Scipio was auctioned in January 1775 as part of an estate sale. The advertised location of the slave auction, near the Liberty Tree, was deplored by the 19th-century abolition movement. In the 1780s, enslaved Massachusettsans successfully sued for freedom which led to a general abolition, but it is unknown if Scipio was ever freed, as his buyer was unrecorded and no record of his whereabouts after 1775 has been located.

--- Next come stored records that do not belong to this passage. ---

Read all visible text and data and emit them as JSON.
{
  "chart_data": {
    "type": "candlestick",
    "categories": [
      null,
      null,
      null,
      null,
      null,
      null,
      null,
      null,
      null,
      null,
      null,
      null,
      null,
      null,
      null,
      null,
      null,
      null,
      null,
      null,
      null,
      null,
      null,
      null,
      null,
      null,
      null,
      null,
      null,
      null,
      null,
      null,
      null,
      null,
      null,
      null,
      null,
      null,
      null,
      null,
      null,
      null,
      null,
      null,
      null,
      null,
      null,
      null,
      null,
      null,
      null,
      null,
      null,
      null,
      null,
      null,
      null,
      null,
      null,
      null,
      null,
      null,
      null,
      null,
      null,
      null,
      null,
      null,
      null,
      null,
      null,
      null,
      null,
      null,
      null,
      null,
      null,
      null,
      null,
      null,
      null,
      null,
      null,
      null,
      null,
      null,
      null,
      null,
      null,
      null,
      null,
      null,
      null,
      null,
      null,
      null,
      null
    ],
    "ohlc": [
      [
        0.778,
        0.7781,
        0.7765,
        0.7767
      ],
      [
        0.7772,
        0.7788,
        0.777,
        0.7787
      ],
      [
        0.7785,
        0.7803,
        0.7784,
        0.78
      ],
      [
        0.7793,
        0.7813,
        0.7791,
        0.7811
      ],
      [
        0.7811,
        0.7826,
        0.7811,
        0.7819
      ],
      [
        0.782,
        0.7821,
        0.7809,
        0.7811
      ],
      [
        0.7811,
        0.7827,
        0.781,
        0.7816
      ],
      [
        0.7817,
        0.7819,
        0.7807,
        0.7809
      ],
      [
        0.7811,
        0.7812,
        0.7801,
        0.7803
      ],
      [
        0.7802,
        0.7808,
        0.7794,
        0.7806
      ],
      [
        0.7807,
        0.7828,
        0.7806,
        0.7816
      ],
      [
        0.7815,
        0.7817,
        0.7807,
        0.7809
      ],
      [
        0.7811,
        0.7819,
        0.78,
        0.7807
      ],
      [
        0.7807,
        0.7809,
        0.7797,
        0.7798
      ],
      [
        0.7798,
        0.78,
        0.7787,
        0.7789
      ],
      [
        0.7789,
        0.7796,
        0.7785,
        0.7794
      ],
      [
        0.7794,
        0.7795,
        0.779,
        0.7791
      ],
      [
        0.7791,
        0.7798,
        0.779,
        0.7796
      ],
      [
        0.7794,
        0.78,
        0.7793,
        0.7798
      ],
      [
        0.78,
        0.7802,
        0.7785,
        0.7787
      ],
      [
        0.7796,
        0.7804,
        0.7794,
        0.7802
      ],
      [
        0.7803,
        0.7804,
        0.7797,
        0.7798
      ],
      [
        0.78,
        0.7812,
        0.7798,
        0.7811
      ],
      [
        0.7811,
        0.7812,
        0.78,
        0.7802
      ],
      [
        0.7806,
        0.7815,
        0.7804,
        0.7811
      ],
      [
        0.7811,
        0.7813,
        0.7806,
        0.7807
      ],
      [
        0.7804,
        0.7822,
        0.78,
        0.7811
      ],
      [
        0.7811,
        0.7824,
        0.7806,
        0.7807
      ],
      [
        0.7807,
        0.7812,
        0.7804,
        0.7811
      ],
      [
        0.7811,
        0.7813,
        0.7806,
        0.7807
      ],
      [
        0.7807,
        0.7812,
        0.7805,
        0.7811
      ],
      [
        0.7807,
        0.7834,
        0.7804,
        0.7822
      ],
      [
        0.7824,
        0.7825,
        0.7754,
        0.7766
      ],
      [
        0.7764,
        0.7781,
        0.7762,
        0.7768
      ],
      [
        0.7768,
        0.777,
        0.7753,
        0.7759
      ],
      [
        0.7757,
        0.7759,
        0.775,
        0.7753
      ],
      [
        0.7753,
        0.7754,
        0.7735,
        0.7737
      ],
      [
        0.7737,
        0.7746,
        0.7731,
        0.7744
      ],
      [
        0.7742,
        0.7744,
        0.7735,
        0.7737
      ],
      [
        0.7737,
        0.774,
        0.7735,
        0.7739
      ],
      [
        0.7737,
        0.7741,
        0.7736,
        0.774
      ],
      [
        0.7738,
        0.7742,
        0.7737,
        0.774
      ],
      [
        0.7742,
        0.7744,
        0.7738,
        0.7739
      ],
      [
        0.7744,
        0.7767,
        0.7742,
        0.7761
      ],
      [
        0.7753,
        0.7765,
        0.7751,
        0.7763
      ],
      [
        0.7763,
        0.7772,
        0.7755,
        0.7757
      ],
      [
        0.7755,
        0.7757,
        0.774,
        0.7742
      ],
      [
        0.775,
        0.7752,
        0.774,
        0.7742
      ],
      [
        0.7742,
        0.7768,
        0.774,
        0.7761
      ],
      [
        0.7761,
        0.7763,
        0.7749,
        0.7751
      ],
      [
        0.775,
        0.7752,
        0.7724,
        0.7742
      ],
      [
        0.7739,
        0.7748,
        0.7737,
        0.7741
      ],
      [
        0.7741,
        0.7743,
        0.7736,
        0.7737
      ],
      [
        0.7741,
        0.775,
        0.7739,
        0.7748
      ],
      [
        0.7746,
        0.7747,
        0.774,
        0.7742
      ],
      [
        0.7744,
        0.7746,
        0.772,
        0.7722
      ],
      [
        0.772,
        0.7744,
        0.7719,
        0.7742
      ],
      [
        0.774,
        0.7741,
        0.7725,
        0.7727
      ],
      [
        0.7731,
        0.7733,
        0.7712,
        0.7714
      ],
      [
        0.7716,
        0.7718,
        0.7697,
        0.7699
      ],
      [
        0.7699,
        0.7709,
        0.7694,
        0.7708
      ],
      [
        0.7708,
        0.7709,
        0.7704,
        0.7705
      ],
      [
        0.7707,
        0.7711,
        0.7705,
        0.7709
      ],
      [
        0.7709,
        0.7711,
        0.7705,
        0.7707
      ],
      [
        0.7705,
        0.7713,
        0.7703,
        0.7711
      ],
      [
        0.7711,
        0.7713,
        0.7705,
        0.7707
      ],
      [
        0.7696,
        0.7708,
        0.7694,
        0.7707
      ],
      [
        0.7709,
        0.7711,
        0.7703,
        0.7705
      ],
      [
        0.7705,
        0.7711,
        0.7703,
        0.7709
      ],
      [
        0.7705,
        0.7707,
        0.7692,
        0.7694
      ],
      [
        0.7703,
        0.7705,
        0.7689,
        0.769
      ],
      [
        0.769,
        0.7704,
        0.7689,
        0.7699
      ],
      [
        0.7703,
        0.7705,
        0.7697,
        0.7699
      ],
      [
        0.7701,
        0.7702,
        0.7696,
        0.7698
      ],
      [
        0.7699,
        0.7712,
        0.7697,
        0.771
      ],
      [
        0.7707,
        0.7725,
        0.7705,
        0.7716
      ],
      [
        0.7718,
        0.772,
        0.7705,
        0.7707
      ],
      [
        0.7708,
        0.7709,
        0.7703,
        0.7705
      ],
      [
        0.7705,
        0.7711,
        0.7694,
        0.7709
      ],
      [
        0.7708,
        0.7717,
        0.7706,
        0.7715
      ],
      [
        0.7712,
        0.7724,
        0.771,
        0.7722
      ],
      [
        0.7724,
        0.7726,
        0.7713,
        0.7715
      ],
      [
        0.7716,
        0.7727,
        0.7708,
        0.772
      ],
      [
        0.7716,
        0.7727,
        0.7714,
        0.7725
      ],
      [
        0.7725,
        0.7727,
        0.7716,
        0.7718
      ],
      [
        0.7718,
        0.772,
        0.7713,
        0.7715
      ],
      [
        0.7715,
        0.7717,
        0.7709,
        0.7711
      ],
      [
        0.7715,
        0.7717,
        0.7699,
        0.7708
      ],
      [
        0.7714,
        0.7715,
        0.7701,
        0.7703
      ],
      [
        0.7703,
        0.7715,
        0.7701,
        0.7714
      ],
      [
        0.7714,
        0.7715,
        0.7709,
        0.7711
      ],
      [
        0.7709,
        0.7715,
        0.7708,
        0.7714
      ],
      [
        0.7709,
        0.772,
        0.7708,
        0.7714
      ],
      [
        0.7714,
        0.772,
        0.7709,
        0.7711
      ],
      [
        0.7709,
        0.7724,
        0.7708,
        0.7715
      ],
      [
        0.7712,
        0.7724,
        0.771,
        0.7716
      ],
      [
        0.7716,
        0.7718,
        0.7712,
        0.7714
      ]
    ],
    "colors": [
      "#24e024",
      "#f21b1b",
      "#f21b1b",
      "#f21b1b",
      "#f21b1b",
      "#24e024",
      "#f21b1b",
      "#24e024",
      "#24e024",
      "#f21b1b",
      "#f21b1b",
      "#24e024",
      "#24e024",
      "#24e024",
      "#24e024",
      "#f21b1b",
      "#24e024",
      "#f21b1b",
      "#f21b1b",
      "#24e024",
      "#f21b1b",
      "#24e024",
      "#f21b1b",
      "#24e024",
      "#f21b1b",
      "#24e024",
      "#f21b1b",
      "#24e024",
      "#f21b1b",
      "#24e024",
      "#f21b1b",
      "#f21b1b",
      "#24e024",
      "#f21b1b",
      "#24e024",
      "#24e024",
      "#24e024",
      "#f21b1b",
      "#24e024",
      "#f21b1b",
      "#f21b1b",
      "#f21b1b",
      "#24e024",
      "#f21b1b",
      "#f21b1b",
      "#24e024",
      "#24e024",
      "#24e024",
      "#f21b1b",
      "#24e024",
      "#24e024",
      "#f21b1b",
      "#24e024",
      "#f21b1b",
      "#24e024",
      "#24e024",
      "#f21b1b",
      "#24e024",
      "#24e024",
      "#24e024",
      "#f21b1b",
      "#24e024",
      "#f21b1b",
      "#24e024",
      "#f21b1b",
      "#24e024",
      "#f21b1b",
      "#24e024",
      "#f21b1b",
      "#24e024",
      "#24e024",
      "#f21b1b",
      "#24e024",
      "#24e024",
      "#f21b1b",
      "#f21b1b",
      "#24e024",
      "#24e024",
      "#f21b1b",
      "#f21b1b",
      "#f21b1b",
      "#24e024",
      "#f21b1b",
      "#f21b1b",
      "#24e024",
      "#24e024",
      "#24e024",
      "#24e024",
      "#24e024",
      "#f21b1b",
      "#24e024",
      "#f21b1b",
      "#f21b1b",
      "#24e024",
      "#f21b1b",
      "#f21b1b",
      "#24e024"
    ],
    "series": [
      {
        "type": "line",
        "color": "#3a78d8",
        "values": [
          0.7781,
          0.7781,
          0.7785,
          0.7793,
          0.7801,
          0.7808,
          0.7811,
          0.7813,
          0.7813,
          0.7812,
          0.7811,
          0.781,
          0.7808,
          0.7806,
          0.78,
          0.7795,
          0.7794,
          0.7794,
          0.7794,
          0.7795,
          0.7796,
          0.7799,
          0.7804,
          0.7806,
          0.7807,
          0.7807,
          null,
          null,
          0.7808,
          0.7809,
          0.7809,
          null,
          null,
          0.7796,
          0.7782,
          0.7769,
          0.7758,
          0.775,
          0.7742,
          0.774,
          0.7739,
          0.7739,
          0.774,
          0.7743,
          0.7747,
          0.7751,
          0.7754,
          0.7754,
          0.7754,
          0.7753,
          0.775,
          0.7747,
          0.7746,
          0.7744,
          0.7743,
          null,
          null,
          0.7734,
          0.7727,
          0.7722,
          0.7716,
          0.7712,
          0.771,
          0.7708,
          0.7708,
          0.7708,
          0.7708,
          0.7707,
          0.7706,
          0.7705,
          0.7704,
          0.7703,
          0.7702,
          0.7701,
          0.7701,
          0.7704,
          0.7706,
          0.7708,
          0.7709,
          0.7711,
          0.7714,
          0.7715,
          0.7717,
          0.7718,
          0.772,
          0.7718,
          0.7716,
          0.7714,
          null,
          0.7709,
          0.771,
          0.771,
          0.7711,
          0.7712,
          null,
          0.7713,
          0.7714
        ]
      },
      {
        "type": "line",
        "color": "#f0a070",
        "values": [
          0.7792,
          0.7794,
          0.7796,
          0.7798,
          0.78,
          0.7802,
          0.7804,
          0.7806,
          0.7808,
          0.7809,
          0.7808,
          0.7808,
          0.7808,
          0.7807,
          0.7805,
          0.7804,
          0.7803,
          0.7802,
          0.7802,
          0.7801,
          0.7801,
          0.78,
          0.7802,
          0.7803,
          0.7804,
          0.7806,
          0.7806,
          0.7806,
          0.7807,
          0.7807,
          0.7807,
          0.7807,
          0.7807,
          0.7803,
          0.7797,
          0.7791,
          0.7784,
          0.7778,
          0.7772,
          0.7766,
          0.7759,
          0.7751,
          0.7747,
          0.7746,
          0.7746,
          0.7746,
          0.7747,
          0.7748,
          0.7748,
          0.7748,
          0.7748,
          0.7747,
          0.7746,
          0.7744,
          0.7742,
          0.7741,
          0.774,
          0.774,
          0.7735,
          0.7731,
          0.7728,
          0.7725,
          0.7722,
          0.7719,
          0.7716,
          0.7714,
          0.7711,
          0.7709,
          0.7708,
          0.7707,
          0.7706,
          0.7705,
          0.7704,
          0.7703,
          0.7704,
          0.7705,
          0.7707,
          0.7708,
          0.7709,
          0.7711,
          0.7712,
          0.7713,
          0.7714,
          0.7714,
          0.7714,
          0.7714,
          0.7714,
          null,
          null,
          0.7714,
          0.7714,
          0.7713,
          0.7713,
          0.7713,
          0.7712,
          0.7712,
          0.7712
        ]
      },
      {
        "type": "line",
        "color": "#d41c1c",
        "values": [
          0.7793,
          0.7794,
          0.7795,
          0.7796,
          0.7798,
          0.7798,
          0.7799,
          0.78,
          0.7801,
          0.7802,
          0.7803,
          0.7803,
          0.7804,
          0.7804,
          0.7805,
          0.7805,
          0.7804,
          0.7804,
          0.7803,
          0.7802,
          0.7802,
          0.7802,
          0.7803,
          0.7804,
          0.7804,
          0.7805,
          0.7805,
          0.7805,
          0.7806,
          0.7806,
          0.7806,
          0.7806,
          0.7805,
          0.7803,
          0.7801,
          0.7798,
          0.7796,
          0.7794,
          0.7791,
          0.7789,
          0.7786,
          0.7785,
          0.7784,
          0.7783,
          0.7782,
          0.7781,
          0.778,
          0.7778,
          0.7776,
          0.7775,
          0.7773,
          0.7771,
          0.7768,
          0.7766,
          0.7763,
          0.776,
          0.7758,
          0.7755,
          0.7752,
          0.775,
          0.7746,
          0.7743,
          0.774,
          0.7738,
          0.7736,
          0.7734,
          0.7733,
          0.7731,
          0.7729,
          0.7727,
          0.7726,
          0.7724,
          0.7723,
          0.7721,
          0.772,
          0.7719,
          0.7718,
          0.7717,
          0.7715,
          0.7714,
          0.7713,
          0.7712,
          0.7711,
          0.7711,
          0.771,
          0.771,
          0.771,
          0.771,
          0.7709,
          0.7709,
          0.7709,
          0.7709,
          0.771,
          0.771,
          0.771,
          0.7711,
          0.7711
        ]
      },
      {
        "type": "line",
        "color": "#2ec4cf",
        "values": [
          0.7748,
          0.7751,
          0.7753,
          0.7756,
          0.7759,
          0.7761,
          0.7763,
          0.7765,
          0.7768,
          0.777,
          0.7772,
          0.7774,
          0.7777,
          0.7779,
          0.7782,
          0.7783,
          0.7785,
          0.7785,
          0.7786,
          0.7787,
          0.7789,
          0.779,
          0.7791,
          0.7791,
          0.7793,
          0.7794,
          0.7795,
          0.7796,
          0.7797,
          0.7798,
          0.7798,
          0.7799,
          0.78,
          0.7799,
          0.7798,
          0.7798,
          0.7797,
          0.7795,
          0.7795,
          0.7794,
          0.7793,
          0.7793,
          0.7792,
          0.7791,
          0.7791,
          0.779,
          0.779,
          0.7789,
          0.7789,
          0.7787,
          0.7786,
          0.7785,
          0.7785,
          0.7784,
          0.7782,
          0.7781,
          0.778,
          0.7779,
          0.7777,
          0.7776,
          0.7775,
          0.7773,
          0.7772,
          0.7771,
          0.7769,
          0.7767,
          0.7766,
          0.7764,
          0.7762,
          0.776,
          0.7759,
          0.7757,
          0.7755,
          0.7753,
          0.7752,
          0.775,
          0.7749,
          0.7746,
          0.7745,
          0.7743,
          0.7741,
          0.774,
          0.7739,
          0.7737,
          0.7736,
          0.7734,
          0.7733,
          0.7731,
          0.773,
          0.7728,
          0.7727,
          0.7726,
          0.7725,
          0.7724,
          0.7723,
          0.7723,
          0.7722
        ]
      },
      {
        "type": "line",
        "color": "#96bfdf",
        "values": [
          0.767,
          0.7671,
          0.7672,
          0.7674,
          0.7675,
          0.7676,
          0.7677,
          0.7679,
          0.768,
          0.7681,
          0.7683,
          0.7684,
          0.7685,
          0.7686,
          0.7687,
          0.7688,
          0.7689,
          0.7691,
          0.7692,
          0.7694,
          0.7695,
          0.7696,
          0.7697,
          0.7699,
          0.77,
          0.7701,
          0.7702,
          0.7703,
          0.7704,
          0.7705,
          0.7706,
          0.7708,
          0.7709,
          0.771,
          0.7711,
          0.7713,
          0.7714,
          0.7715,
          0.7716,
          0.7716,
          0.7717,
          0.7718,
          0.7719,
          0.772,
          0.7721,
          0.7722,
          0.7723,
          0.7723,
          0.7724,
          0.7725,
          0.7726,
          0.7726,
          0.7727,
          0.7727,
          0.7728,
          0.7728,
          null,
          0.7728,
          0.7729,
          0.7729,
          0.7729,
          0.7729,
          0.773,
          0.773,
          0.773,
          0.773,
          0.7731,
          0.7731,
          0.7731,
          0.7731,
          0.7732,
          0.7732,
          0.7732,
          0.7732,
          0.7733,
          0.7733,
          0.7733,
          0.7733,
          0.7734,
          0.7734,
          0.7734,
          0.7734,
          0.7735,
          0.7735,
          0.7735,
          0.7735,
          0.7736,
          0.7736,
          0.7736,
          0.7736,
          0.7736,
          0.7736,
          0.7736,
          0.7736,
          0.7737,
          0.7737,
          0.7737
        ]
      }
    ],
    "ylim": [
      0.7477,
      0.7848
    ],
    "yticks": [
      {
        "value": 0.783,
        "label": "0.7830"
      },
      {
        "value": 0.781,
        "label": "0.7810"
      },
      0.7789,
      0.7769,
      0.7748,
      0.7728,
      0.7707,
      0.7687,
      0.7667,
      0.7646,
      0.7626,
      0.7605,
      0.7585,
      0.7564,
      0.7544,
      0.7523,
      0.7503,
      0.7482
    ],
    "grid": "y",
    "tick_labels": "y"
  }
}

== Legacy and Historical Significance ==
Scipio Moorhead’s artistic presence in colonial Boston is documented through Phillis Wheatley’s 1773 poetry, which references his paintings and suggests a shared creative exchange. Scholars have proposed that his artistic training may have been supported by Sarah Moorhead, an art teacher and wife of Reverend John Moorhead, who is believed to have owned Scipio. Although no signed works survive, some researchers speculate that Moorhead may have engraved Wheatley’s portrait for her published book. His visibility as an enslaved artist challenges assumptions about Black creative absence in early America and contributes to broader discussions of African diasporic aesthetics.

In 2007, Kerry James Marshall painted "Scipio Moorhead, Portrait of Himself 1776", a painting that fabricates a likeness of Moorhead to counter its absence in the historical record.